Quel point commun y-a-t’il entre une théorie de construction de l’univers, une cocotte en papier et la paume de votre main ? La réponse : le pliage

Le pliage dans sa pratique la plus connue, l’origami, existe depuis plusieurs centaines d’années.
Pourtant, malgré son développement et sa popularité récente (comme son entrée dans les musées), l’image du pliage auprès du grand public est associée à une activité enfantine et tout au plus un passe-temps.

Ce préjugé est bien loin de la réalité. En effet, le pliage est aujourd’hui considéré comme un système de structuration efficace de la matière, développé par la nature sur des millions d’années.
Véritable succès évolutif, les formes pliées sont devenues omniprésentes se retrouvant à toutes les échelles du vivant et de l’inerte. Quoi de plus normal donc que l’homme se soit intéressé de près à ce système, et ce à tous les niveaux.
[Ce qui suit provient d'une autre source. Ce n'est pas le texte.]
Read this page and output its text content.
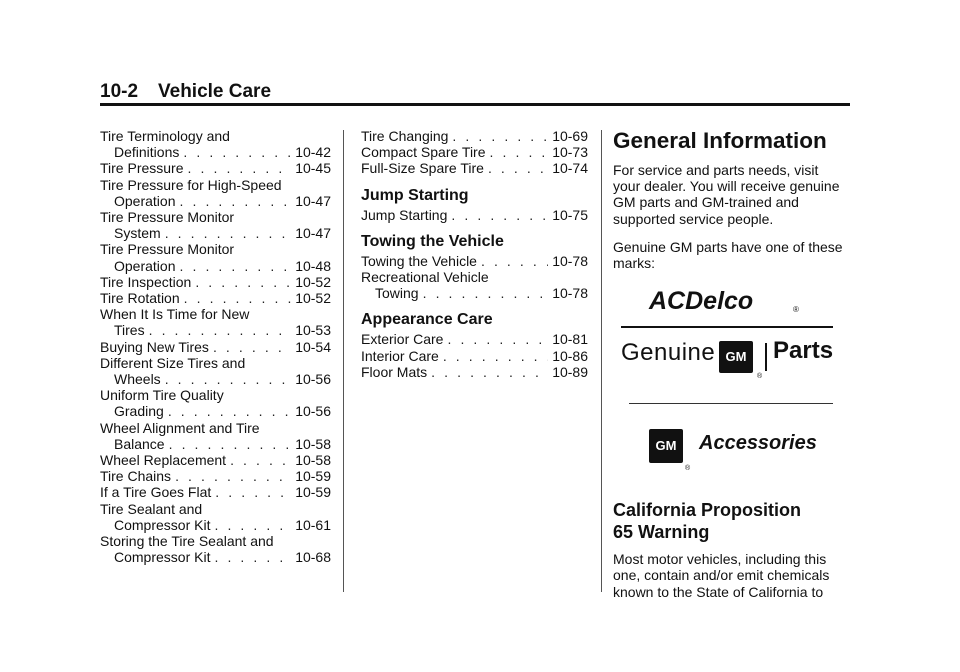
10-2 Vehicle Care
Tire Terminology and
Definitions . . .	10-42
Tire Pressure . . .	10-45
Tire Pressure for High-Speed
Operation . . .	10-47
Tire Pressure Monitor
System . . .	10-47
Tire Pressure Monitor
Operation . . .	10-48
Tire Inspection . . .	10-52
Tire Rotation . . .	10-52
When It Is Time for New
Tires . . .	10-53
Buying New Tires . . .	10-54
Different Size Tires and
Wheels . . .	10-56
Uniform Tire Quality
Grading . . .	10-56
Wheel Alignment and Tire
Balance . . .	10-58
Wheel Replacement . . .	10-58
Tire Chains . . .	10-59
If a Tire Goes Flat . . .	10-59
Tire Sealant and
Compressor Kit . . .	10-61
Storing the Tire Sealant and
Compressor Kit . . .	10-68
Tire Changing . . .	10-69
Compact Spare Tire . . .	10-73
Full-Size Spare Tire . . .	10-74
Jump Starting
Jump Starting . . .	10-75
Towing the Vehicle
Towing the Vehicle . . .	10-78
Recreational Vehicle
Towing . . .	10-78
Appearance Care
Exterior Care . . .	10-81
Interior Care . . .	10-86
Floor Mats . . .	10-89
General Information

For service and parts needs, visit your dealer. You will receive genuine GM parts and GM-trained and supported service people.

Genuine GM parts have one of these marks:

ACDelco	®
Genuine GM
®
Parts
GM
®
Accessories
California Proposition
65 Warning

Most motor vehicles, including this one, contain and/or emit chemicals known to the State of California to
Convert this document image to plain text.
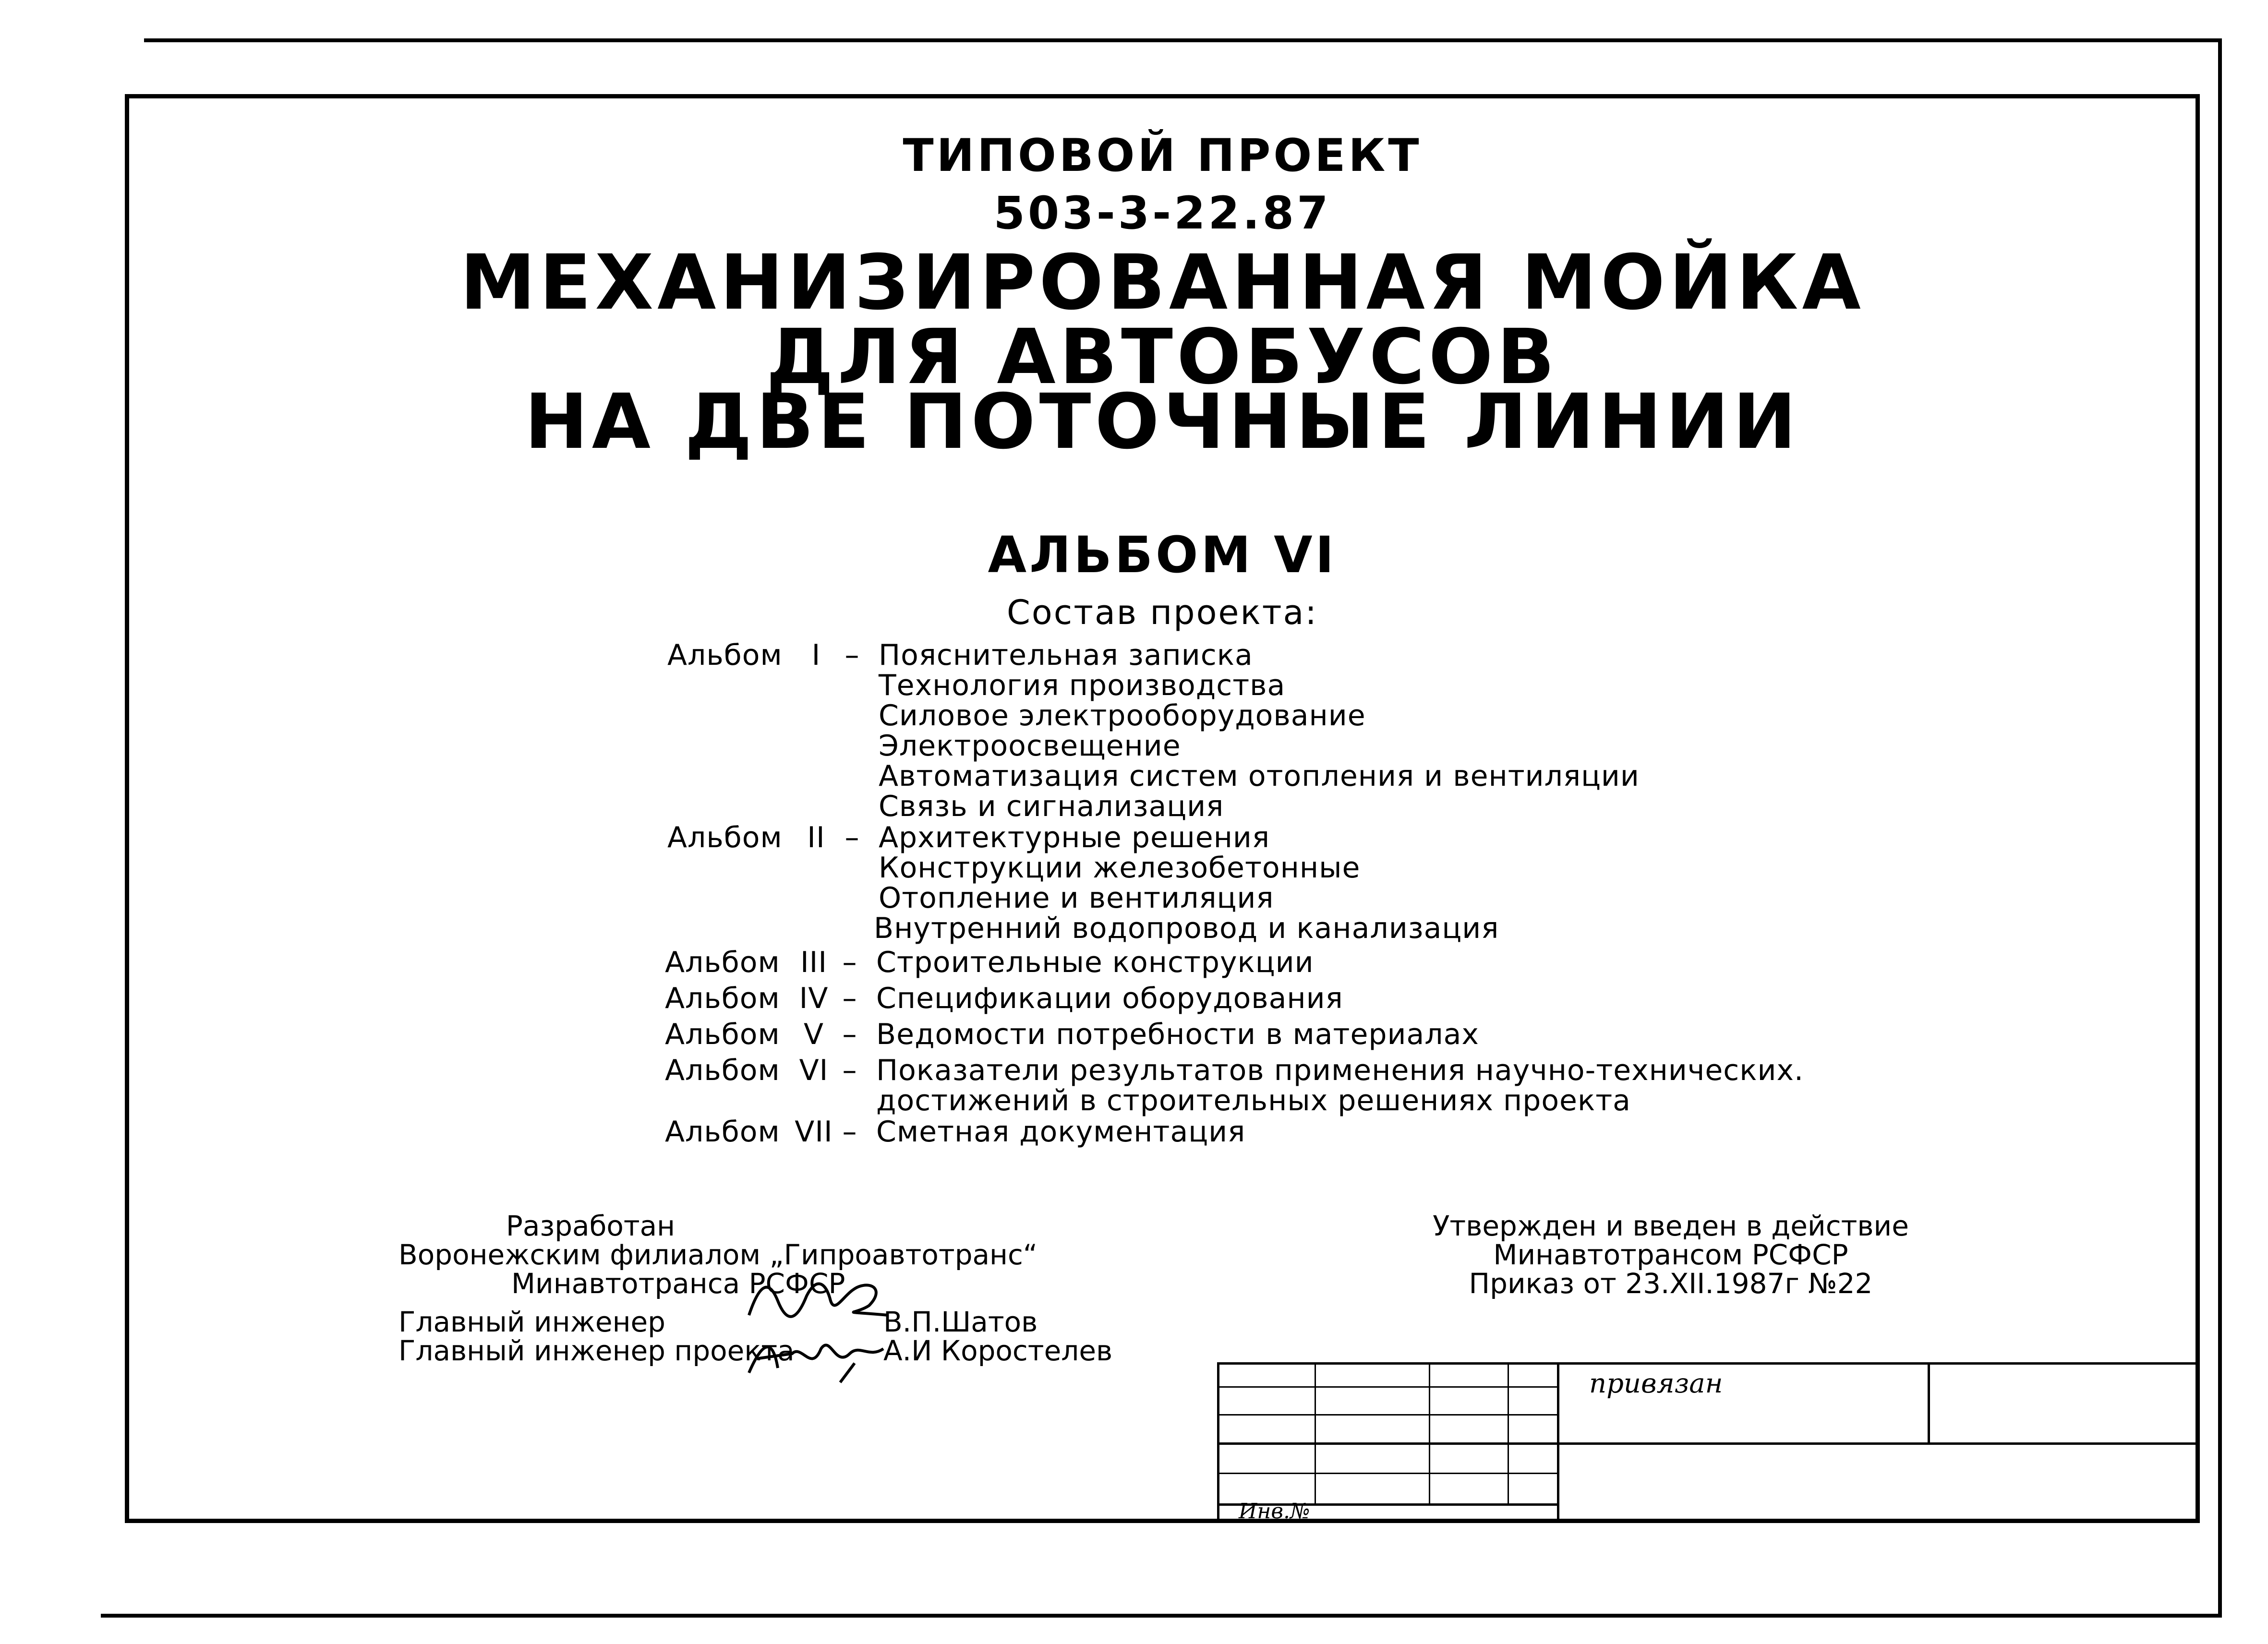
ТИПОВОЙ ПРОЕКТ
503-3-22.87
МЕХАНИЗИРОВАННАЯ МОЙКА
ДЛЯ АВТОБУСОВ
НА ДВЕ ПОТОЧНЫЕ ЛИНИИ
АЛЬБОМ VI
Состав проекта:
Альбом	I – Пояснительная записка
Технология производства
Силовое электрооборудование
Электроосвещение
Автоматизация систем отопления и вентиляции
Связь и сигнализация
Альбом II – Архитектурные решения
Конструкции железобетонные
Отопление и вентиляция
Внутренний водопровод и канализация
Альбом III – Строительные конструкции
Альбом IV – Спецификации оборудования
Альбом V – Ведомости потребности в материалах
Альбом VI – Показатели результатов применения научно-технических.
достижений в строительных решениях проекта
Альбом VII – Сметная документация
Разработан
Воронежским филиалом „Гипроавтотранс“
Минавтотранса РСФСР
Главный инженер	В.П.Шатов
Главный инженер проекта	А.И Коростелев
Утвержден и введен в действие
Минавтотрансом РСФСР
Приказ от 23.XII.1987г №22
привязан
Инв.№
Quelques exemples permettent d’illustrer ces propos :

Les séries de conférence à succès d’Origami Science Mathematic and Education (OSME) rassemblant plusieurs centaines de participants scientifiques et artistiques,
Les recherches spatiales depuis les années 1970 à partir de prototypes fonctionnels tels que les panneaux photovoltaïques dans l’espace de Sergio Pellegrino (Caltech university),
Les recherches sur les structures auto-assemblage de quelques microns de haut de Mark Miskin (Cornell university).
Les designers ont aussi investi le pliage et notamment l’assemblage de structures complexes. Le Lustre Songe pour Salamandr est un très bon exemple.
Yoshinobu Miyamoto (Aichi institute of technology) explore les possibilités architecturales tendant vers des structures stables à montage rapide voire à l’auto-assemblage de celles-ci. Des réalisations à découvrir sur le profil Flickr du professeur.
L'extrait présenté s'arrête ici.